Periodontal disease is a chronic inflammatory condition leading to tooth loss and serious systemic complications, representing a major health and economic burden. Neutrophils are key protective innate immune cells that eradicate bacterial pathogens through directed migration to sites of infection. Lipids, grouped into eight major classes, are cellular compounds that play structural and signaling roles in multiple cellular processes. Treponema denticola, an understudied pathogen associated with periodontal disease, impairs neutrophil function through manipulation of phosphoinositide (PIP) modifying enzyme activity, diminishing production of the PIP lipid family. We hypothesize that global lipid changes, specifically PIPs and sphingolipids, occur during neutrophil chemotaxis and that bacterial exposure during chronic disease modulates these changes. Accordingly, we will examine 1) lipid profiles during neutrophil chemotaxis and following exposure to T. denticola and 2) activity of PIP modifying enzymes in oral neutrophils and gingival tissue during periodontal disease. We aim to acquire preliminary data to generate new hypotheses for a larger project detailing links between lipids, neutrophil function and periodontal disease. We anticipate this proposal will establish novel roles for lipids in neutrophil chemotaxis and gain understanding of how pathogens manipulate lipid metabolism to dampen the protective immune response. Translational study of human clinical specimens will identify lipid pathways crucial to periodontal disease. Examination of lipid changes in oral neutrophils provides a novel, highly relevant tool for measure of clinical manifestation. Knowledge of lipids and their regulatory pathways involved in normal neutrophil function and manipulation during disease provides prospective development of novel biomarkers and therapeutic targets.

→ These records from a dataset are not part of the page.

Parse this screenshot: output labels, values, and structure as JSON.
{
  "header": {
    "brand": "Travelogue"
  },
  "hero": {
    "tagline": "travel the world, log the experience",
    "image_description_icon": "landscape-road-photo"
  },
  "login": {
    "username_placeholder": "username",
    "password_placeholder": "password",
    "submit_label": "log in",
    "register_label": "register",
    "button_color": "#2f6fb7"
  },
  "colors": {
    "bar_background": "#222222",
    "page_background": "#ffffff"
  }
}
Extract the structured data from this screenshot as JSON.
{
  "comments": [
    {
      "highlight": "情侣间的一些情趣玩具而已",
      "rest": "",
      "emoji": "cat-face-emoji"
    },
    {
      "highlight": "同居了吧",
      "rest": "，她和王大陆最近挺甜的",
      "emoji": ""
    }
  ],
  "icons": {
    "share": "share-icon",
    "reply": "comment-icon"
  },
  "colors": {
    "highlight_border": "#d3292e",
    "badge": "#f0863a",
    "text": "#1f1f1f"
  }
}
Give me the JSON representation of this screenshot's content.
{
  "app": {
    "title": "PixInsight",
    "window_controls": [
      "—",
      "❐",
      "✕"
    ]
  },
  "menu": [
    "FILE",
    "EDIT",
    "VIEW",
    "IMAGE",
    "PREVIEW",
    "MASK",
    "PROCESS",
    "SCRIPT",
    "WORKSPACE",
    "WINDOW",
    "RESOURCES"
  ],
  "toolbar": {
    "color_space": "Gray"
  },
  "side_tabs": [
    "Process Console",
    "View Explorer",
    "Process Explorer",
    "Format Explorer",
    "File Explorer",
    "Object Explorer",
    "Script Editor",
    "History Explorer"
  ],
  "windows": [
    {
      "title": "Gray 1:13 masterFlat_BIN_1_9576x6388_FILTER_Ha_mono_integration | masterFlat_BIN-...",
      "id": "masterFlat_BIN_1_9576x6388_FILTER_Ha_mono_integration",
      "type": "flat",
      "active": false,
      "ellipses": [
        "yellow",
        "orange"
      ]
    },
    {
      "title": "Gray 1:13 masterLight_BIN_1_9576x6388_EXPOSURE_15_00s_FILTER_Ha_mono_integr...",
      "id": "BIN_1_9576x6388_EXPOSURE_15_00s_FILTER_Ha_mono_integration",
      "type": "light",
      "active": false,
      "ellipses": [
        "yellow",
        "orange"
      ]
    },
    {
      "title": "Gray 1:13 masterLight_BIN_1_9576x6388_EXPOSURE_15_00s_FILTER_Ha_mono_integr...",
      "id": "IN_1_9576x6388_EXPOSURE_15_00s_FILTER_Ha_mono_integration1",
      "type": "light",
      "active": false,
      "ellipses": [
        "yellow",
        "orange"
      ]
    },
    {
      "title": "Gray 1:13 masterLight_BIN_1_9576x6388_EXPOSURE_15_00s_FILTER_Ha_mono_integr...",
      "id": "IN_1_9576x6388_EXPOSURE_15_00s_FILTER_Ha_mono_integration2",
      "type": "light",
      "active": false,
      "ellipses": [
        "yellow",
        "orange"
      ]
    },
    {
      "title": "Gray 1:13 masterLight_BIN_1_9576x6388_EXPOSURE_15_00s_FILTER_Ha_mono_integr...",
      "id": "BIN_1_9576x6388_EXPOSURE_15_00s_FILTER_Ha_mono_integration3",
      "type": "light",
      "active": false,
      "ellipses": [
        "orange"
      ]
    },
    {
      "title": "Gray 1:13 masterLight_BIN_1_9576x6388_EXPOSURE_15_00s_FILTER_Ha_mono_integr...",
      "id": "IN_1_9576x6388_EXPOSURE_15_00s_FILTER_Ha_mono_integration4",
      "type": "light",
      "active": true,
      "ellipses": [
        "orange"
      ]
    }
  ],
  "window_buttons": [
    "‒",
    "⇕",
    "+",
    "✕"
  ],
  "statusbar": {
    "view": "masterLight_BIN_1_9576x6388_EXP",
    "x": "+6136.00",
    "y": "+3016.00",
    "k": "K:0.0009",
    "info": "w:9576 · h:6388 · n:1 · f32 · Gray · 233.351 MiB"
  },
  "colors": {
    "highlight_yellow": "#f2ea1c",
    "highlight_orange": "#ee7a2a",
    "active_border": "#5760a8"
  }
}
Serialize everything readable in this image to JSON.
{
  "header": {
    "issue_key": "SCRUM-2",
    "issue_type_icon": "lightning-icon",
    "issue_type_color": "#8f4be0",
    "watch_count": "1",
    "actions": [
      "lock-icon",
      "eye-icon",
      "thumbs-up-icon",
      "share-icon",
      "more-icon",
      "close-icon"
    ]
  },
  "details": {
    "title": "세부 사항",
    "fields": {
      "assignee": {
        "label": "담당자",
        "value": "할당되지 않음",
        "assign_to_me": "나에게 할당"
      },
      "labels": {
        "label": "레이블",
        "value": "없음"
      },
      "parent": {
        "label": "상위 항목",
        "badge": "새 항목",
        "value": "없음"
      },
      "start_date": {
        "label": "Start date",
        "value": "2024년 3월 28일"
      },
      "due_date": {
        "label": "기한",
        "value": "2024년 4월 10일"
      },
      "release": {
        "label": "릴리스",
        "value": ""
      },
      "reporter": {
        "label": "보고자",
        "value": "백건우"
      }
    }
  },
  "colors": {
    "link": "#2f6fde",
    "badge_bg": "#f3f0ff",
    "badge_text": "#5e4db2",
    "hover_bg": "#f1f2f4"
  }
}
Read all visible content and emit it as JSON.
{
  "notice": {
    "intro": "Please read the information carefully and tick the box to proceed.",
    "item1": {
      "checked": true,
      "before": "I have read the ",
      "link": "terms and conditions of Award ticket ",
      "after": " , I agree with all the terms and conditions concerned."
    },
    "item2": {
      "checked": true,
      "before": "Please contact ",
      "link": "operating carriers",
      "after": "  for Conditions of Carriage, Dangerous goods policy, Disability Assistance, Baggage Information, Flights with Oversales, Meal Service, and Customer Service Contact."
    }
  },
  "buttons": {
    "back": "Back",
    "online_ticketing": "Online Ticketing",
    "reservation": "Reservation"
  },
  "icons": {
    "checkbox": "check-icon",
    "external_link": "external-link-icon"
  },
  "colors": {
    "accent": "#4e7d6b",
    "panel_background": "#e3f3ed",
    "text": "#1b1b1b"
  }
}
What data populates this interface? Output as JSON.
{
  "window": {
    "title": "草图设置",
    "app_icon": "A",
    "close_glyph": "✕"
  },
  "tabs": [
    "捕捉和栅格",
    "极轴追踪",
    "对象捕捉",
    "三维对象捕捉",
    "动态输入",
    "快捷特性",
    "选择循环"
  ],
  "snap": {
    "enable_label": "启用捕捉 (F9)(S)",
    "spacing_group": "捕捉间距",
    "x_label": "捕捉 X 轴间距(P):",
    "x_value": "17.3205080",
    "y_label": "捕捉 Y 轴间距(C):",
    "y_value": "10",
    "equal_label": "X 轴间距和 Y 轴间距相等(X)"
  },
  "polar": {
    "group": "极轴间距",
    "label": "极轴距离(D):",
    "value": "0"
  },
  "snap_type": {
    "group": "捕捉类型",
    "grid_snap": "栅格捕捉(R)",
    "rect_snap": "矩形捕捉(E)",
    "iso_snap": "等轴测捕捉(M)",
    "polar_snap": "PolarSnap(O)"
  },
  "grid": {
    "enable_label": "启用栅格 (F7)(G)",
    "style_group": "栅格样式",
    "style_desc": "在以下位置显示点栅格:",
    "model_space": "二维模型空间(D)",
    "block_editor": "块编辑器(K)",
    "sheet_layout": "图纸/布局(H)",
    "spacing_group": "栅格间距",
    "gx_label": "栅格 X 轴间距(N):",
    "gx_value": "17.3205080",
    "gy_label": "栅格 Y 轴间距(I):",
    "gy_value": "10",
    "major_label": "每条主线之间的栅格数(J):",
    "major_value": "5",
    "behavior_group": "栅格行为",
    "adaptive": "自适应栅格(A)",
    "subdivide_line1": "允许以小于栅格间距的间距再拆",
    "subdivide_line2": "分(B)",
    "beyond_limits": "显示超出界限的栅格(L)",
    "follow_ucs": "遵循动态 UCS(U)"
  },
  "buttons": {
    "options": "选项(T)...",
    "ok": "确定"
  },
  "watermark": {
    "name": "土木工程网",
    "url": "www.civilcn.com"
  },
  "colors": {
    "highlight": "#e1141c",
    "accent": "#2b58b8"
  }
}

Synaptic changes following prolonged noise exposure associated with tinnitus

  • Xu-Friedman, Matthew, Department of Biological Sciences
  • Dent, Micheal, Department of Psychology


Tinnitus is a major problem for people who are exposed to loud noise for prolonged periods at work or during travel. Most of the focus on this topic has been on the effects of traumatic noise. However, loud, non-traumatic noise is a widespread risk factor that is neglected. These lower levels of noise trigger adaptations within the brain that cause signals arriving from the ear to be too powerful, raising the concern that they could contribute to tinnitus. The overall goal of this proposal is to study the mechanisms underlying this poorly-studied form of tinnitus, in order to develop treatment strategies. This requires an animal model, and mice are ideal because they are amenable to experimental and genetic manipulation. Assessing tinnitus in mice has usually involved the startle reflex, which is susceptible to motivational and acuity changes, thereby undermining the conclusions that can be drawn about tinnitus. Instead, a new approach will be developed to assess tinnitus in mice using operant conditioning, which avoids such complications. In parallel, the cellular correlates of tinnitus will be studied using electrophysiology and electron microscopy. These experiments are unique in providing understanding of an understudied risk factor for tinnitus, as well as the cellular changes that contribute to tinnitus.  This proposal was originally submitted to the Department of Defense Peer Reviewed Medical Research Program. The reviewers were significantly enthusiastic about the study, but all cited a need for preliminary data to validate the approach, which this proposal seeks to address.